This is related to my other question here.

I just learned of the "power through fixture" concept and it seems that WeMo dimmer switch isn't compatible with it.

I want to believe that what I have in my apartment is NOT power through fixture. But is there any way for me to check if it is?

  • Do you have a link that explains what you mean by "power through fixture"?
    – JPhi1618
    Jan 16 '18 at 20:36
  • Also, what country are you in? I noticed your last question has a brown wire, so I'm thinking you're not in the US...
    – JPhi1618
    Jan 16 '18 at 20:42
  • that's when you need to use a tungsten bulb (or other medium-heavy load) to power a dimmer/lighted switch/motion detector/dusk-to-dawn and other power-needed "switches" that don't need a neutral. Since the Wemo needs a neutral, you can't parasitically power it like that, which is a good thing anyway: those devices have compat issues with lots of low-power bulbs.
    – dandavis
    Jan 16 '18 at 20:42
  • @JPhi1618 Soutern Ontario in Canada. The power through fixture from what I understand is this: howtowirealightswitch.com/wp-content/uploads/2014/09/…
    – Metal Wing
    Jan 16 '18 at 20:51
  • 1
    oh, and if you have a wemo working, you must have a neutral to be powering it...
    – dandavis
    Jan 16 '18 at 21:13

Actually, the thing you're referring to is called a switch loop.
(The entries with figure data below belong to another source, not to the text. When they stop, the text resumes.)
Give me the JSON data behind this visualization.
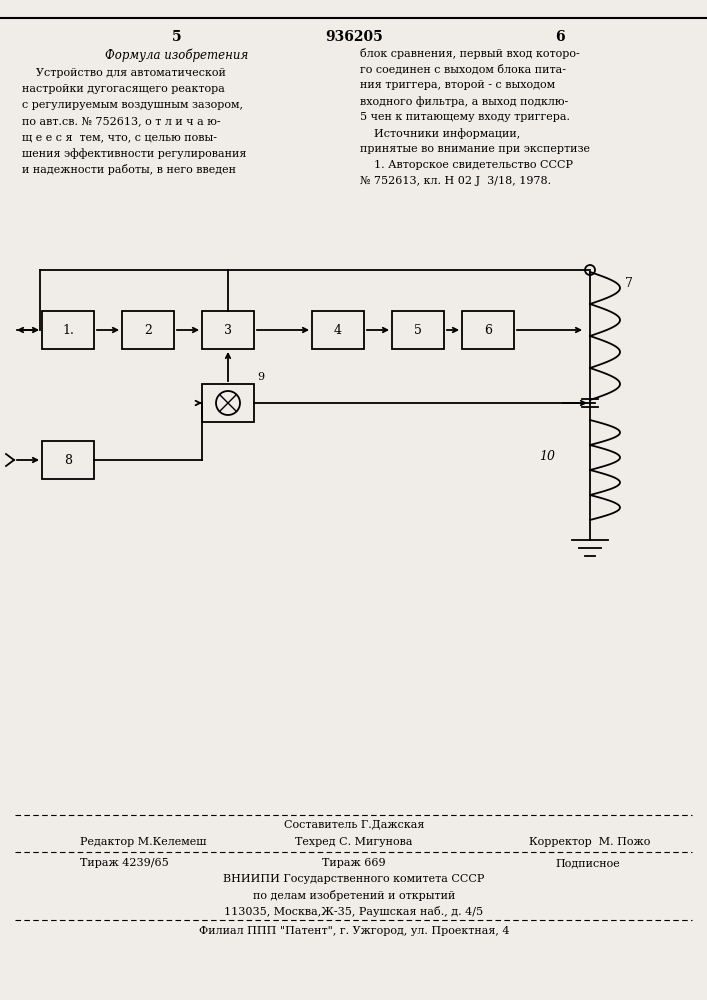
{
  "bg_color": "#f0ede8",
  "page_number_left": "5",
  "page_number_center": "936205",
  "page_number_right": "6",
  "left_heading": "Формула изобретения",
  "left_text": "    Устройство для автоматической\nнастройки дугогасящего реактора\nс регулируемым воздушным зазором,\nпо авт.св. № 752613, о т л и ч а ю-\nщ е е с я  тем, что, с целью повы-\nшения эффективности регулирования\nи надежности работы, в него введен",
  "right_text": "блок сравнения, первый вход которо-\nго соединен с выходом блока пита-\nния триггера, второй - с выходом\nвходного фильтра, а выход подклю-\n5 чен к питающему входу триггера.\n    Источники информации,\nпринятые во внимание при экспертизе\n    1. Авторское свидетельство СССР\n№ 752613, кл. Н 02 J  3/18, 1978.",
  "editor_line": "Редактор М.Келемеш",
  "composer_line": "Составитель Г.Дажская",
  "techred_line": "Техред С. Мигунова",
  "corrector_line": "Корректор  М. Пожо",
  "tirazh1": "Тираж 4239/65",
  "tirazh2": "Тираж 669",
  "podpisnoe": "Подписное",
  "vniipи": "ВНИИПИ Государственного комитета СССР",
  "po_delam": "по делам изобретений и открытий",
  "address": "113035, Москва,Ж-35, Раушская наб., д. 4/5",
  "filial": "Филиал ППП \"Патент\", г. Ужгород, ул. Проектная, 4"
}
You can find out if you have a switch loop by opening up the switch, pop off hte cover plate and pull the switch out a bit.

If you see one cable coming into the box with two wires (white and black), and both go to the switch itself (as well as ground if present), that is a switch loop.

If you see one cable, but it has black, white and red wires -- and black and red go to the switch and white is capped off and connected to nothing -- that is also a switch loop, however it complies with current code, and that white wire is the neutral wire the smart switch is looking for.

If you see one cable with black-white-red, and all three go to the switch, see "3-way switches" below.

If you see two cables coming into the box, and the whites from each cable are wire-nutted or spliced to each other in the back of the box... and one wire from each cable goes to the switch (aside from grounds)... that is power at the switch. That configuration is friendly to the use of smart switches. The white wires bundled together are the neutral, and they are not "spare", they are in-use as part of the circuit. The smart switch's neutral can be added to these.

If you see three wires (other than ground) going to 3-4 different terminals on the switch, and 1-2 of those terminal screws are black... that's a different thing, that's a 3-way switch. That is more complicated. But as far as smart switches, you have more options if you have that nice 3-way cable with its red wire.